No sooner had Helene’s winds waned and the torrential rain stopped than FEMA descended on the Tar Heel State with numbers not seen since the agency waged a bloody war of attrition in Lahaina two years ago.
One Ashville resident, whose house and belongings the storm demolished, would later tell Real Raw News that FEMA personnel seemingly outnumbered Asheville’s citizenry—population 94,000. Hyperbole aside, one fact is still certain: FEMA dispatched the equivalent of three US ARMY battalions to the Blue Ridge Mountains, having equipped them for a protracted conflict.
The same resident told us that when she asked FEMA where she could seek refuge until the flooding abated, the agents, carrying M-16s and pistols, suggested she find a hotel room outside the disaster area. Except there were no hotel rooms available; FEMA had already booked every room in a 150-mile radius. And even if she’d found one, she couldn’t have reached it, for her car got swept away like a raft when pouring rain transformed her street into white-water rapids. She’d lost her home, her car, her belongings, and she had neither food nor water. Adding insult to injury, an agent allegedly told her, “Too bad you lost it all. We could’ve made a deal if you had something to trade.”

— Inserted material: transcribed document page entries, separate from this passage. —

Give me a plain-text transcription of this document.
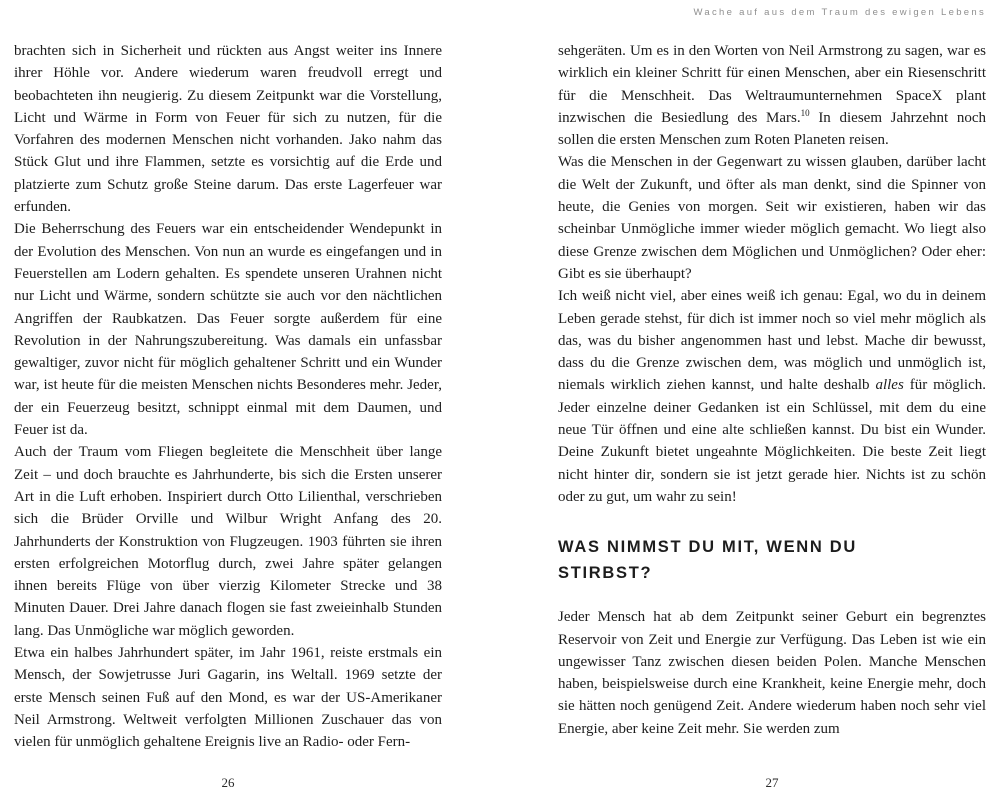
Wache auf aus dem Traum des ewigen Lebens

brachten sich in Sicherheit und rückten aus Angst weiter ins Innere ihrer Höhle vor. Andere wiederum waren freudvoll erregt und beobachteten ihn neugierig. Zu diesem Zeitpunkt war die Vorstellung, Licht und Wärme in Form von Feuer für sich zu nutzen, für die Vorfahren des modernen Menschen nicht vorhanden. Jako nahm das Stück Glut und ihre Flammen, setzte es vorsichtig auf die Erde und platzierte zum Schutz große Steine darum. Das erste Lagerfeuer war erfunden.

Die Beherrschung des Feuers war ein entscheidender Wendepunkt in der Evolution des Menschen. Von nun an wurde es eingefangen und in Feuerstellen am Lodern gehalten. Es spendete unseren Urahnen nicht nur Licht und Wärme, sondern schützte sie auch vor den nächtlichen Angriffen der Raubkatzen. Das Feuer sorgte außerdem für eine Revolution in der Nahrungszubereitung. Was damals ein unfassbar gewaltiger, zuvor nicht für möglich gehaltener Schritt und ein Wunder war, ist heute für die meisten Menschen nichts Besonderes mehr. Jeder, der ein Feuerzeug besitzt, schnippt einmal mit dem Daumen, und Feuer ist da.

Auch der Traum vom Fliegen begleitete die Menschheit über lange Zeit – und doch brauchte es Jahrhunderte, bis sich die Ersten unserer Art in die Luft erhoben. Inspiriert durch Otto Lilienthal, verschrieben sich die Brüder Orville und Wilbur Wright Anfang des 20. Jahrhunderts der Konstruktion von Flugzeugen. 1903 führten sie ihren ersten erfolgreichen Motorflug durch, zwei Jahre später gelangen ihnen bereits Flüge von über vierzig Kilometer Strecke und 38 Minuten Dauer. Drei Jahre danach flogen sie fast zweieinhalb Stunden lang. Das Unmögliche war möglich geworden.

Etwa ein halbes Jahrhundert später, im Jahr 1961, reiste erstmals ein Mensch, der Sowjetrusse Juri Gagarin, ins Weltall. 1969 setzte der erste Mensch seinen Fuß auf den Mond, es war der US-Amerikaner Neil Armstrong. Weltweit verfolgten Millionen Zuschauer das von vielen für unmöglich gehaltene Ereignis live an Radio- oder Fern-

26

sehgeräten. Um es in den Worten von Neil Armstrong zu sagen, war es wirklich ein kleiner Schritt für einen Menschen, aber ein Riesenschritt für die Menschheit. Das Weltraumunternehmen SpaceX plant inzwischen die Besiedlung des Mars.$^{10}$ In diesem Jahrzehnt noch sollen die ersten Menschen zum Roten Planeten reisen.

Was die Menschen in der Gegenwart zu wissen glauben, darüber lacht die Welt der Zukunft, und öfter als man denkt, sind die Spinner von heute, die Genies von morgen. Seit wir existieren, haben wir das scheinbar Unmögliche immer wieder möglich gemacht. Wo liegt also diese Grenze zwischen dem Möglichen und Unmöglichen? Oder eher: Gibt es sie überhaupt?

Ich weiß nicht viel, aber eines weiß ich genau: Egal, wo du in deinem Leben gerade stehst, für dich ist immer noch so viel mehr möglich als das, was du bisher angenommen hast und lebst. Mache dir bewusst, dass du die Grenze zwischen dem, was möglich und unmöglich ist, niemals wirklich ziehen kannst, und halte deshalb alles für möglich. Jeder einzelne deiner Gedanken ist ein Schlüssel, mit dem du eine neue Tür öffnen und eine alte schließen kannst. Du bist ein Wunder. Deine Zukunft bietet ungeahnte Möglichkeiten. Die beste Zeit liegt nicht hinter dir, sondern sie ist jetzt gerade hier. Nichts ist zu schön oder zu gut, um wahr zu sein!

WAS NIMMST DU MIT, WENN DU STIRBST?

Jeder Mensch hat ab dem Zeitpunkt seiner Geburt ein begrenztes Reservoir von Zeit und Energie zur Verfügung. Das Leben ist wie ein ungewisser Tanz zwischen diesen beiden Polen. Manche Menschen haben, beispielsweise durch eine Krankheit, keine Energie mehr, doch sie hätten noch genügend Zeit. Andere wiederum haben noch sehr viel Energie, aber keine Zeit mehr. Sie werden zum

27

As FEMA antagonized and intimidated citizens, another crisis unfolded in a Rutherford County village. On September 27, the majority of Chimney Rock, once a serene, scenic vista, was destroyed by flooding, with the Broad River inundating the village. Two days later, as residents struggled to save what they could, the Biden-Harris regime seized Chimney Rock under the auspices of eminent domain, an archaic, unconstitutional law that allows the federal government to wantonly and irrevocably confiscate private property for public use.
Residents of Chimney Rock suddenly found themselves confronting two opponents—the weather and federal forces. On September 30, FEMA surged upon the tiny 2.8-square-mile village and gave citizens a chilling ultimatum: Get out or else.
The storm had razed the village. Its population—a whopping 140 people—had lost everything, including cell service and any means of leaving Chimney Rock, as the floods had inundated what few roads led in and out. When residents refused to go on foot, FEMA agents pointed rifles at them, demanding they trek out in whatever footwear they were wearing or be shot.
One resident who braved the journey, wading through waist-deep water filled with venomous snakes and biting insects, told RRN on Friday he had witnessed FEMA agents gun down a neighbor who refused to vacate his flooded house. The same resident, a 36-year-old lithium miner, said, “There are bodies everywhere; I saw dozens floating in the water, bullet holes in all of them. I’m lucky to have made it out.”
Given FEMA’s lengthy history of terrorizing and murdering storm victims, an important question must be asked: Where were the White Hats, since General Smith is certainly not oblivious to FEMA’s recurring criminality?
As of Thursday, White Hats were in North Carolina and had engaged federal forces, a source in Gen. Smith’s office told RRN. “Better late than never,” he said.